How to Validate Word DOCX Documents in Power Automate
Word (DOCX) documents can have all kinds of problems. Those can include anything from formatting issues to content errors and file integrity deficiencies.
If we’re building Power Automate flows that deal with a high volume of DOCX files, it’s worth checking those files for problems before we make them available to a wider audience.
Validate Word DOCX Documents in Power Automate
Thankfully, there’s an easy way to do that in Power Automate. We can validate DOCX files using an API available in the Cloudmersive Document Conversion connector library.
This API detects whether the file in question is a valid DOCX document to begin with (i.e., if it bears a .docx
extension but does NOT contain .docx
contents, which is entirely possible) and provides a detailed ErrorsAndWarnings response array enumerating any directly identifiable issues.
{
"DocumentIsValid": true,
"PasswordProtected": true,
"ErrorCount": 0,
"WarningCount": 0,
"ErrorsAndWarnings": [
{
"Description": "string",
"Path": "string",
"Uri": "string",
"IsError": true
}
]
}
It’s easy to implement this API into any regular DOCX processing flow. We’ll walk through an example of that now.
To create our test case, we’ll build a manually triggered instant cloud flow.
We’ll imagine this flow is extracting documents from one folder and moving them to another. We’ll use a List files in folder action to get information about DOCX files in our folder, and we’ll follow that with a Get file content action to grab the file bytes using the file identifiers.
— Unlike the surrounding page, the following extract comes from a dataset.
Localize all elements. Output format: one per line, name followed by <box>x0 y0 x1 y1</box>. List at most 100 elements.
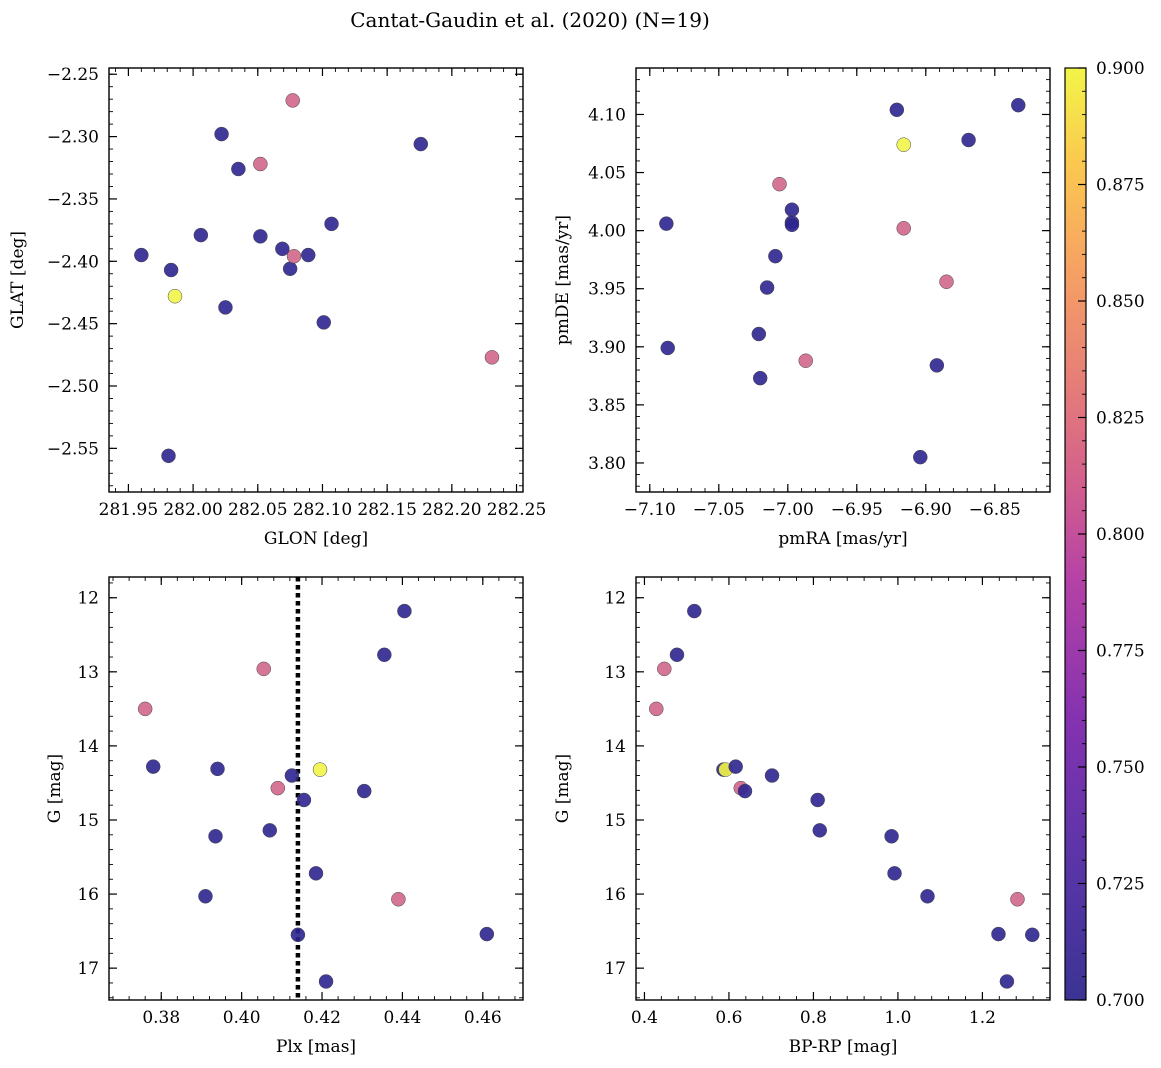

Because we’re dealing with an array of files, Power Automate will automatically wrap our Get file content action in a For each control.
Within the For each control, we’ll add our DOCX validation action. We’ll find it by first searching the connector library for Cloudmersive connectors, and then locating the Cloudmersive Document Conversion connector with the green logo.
We’ll click “See more” to view the full actions list, and from there, we’ll CTRL+F search for an action called Validate a Word Document (DOCX). The actions list is organized alphabetically, so we’ll find this action at the very bottom.
Once we select this action, we’ll need to focus on creating and authorizing our third-party API connection. We’ll need a Cloudmersive API key (and, like all third-party connectors, a premium Power Automate license), and we can get one for free by visiting the Cloudmersive website and creating a free account. With a free API key, we’ll be able to make up to 800 API calls each month with no commitments.
To configure our DOCX validation request, we’ll simply pass our dynamic file content into the Input File parameter, and then we’ll pass the file name (from our List files in folder action) to the File Name parameter.
Now, to simulate how we might use this action in a production flow, we’ll add a Condition that only accepts files in the True branch when the file is deemed valid. To handle this, we’ll set body/DocumentIsValid equal to “true”.
We can test our flow as it is right now if we want — or we can add one final step that places valid DOCX files in a new folder (this can help visualize the result). To do the latter, we’ll simply add a Create file action and write each file (retaining the original file name) to a different folder in our system.
Now we’ll save and test our flow.
My example folder contained 9 files originally — 3 of which were saved with the wrong extension, and 1 of which was a different file type entirely. Those 4 files were filtered out, leaving only 5 valid DOCX files in the new folder.
In the above screenshot, the initial file in this folder — a PDF document saved with a .docx
extension — was filtered out right away. The following API response was provided for this file:
As we can see, there weren’t any DOCX-related errors found within the file, because the file didn’t use DOCX structure to begin with. It was an entirely different file type masquerading as a DOCX file, and as such, it failed to pass the baseline validation check.
With this API in our arsenal, it’s easy to filter out fake or broken DOCX files in our system and make sure they don’t become available to flow stakeholders.